Real numbers natural

Amer

Active member
how to prove that for any real number in r (0,1) there exist a natural number n in N such that
rn > 1

CaptainBlack

Well-known member
how to prove that for any real number in r (0,1) there exist a natural number n in N such that
rn > 1
Since between any two real numbers there is a rational, let $$p/q, \ p,q \in \mathbb{N}$$ be such that:

$\frac{r}{2}<\frac{p}{q}<r$

Then multiplying through by $$q$$ we get:

$1\le {p}<rq$

CB.

Evgeny.Makarov

Well-known member
MHB Math Scholar
how to prove that for any real number in r (0,1) there exist a natural number n in N such that
rn > 1
I don't understand the question. What is "r (0,1)"? You want a number n such that m > 1? If you want a number > 1, why not take 2?

CaptainBlack

Well-known member
I don't understand the question. What is "r (0,1)"? You want a number n such that m > 1? If you want a number > 1, why not take 2?

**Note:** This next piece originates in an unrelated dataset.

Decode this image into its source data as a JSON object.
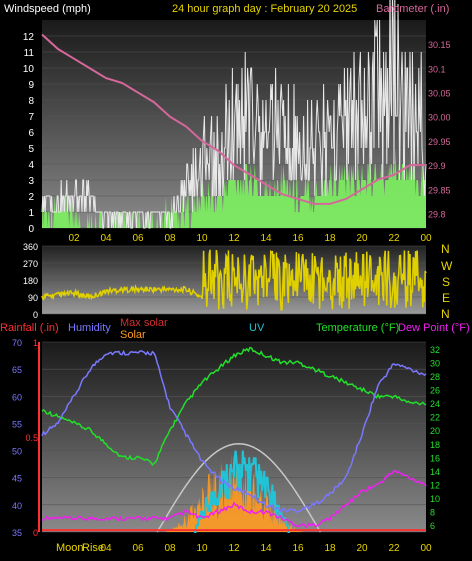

Prove that for any real number $$r \in (0,1)$$ there exist a natural number $$n \in N$$ such that $$r n > 1$$
What you have taken to be an "m" is in fact "r n" but with no space so that in the default font it looks like m

CB

Evgeny.Makarov

Well-known member
MHB Math Scholar
What you have taken to be an "m" is in fact "r n" but with no space so that in the default font it looks like m
Wow, talk about keming. It is true, I recently changed contact lenses and my vision went down a bit.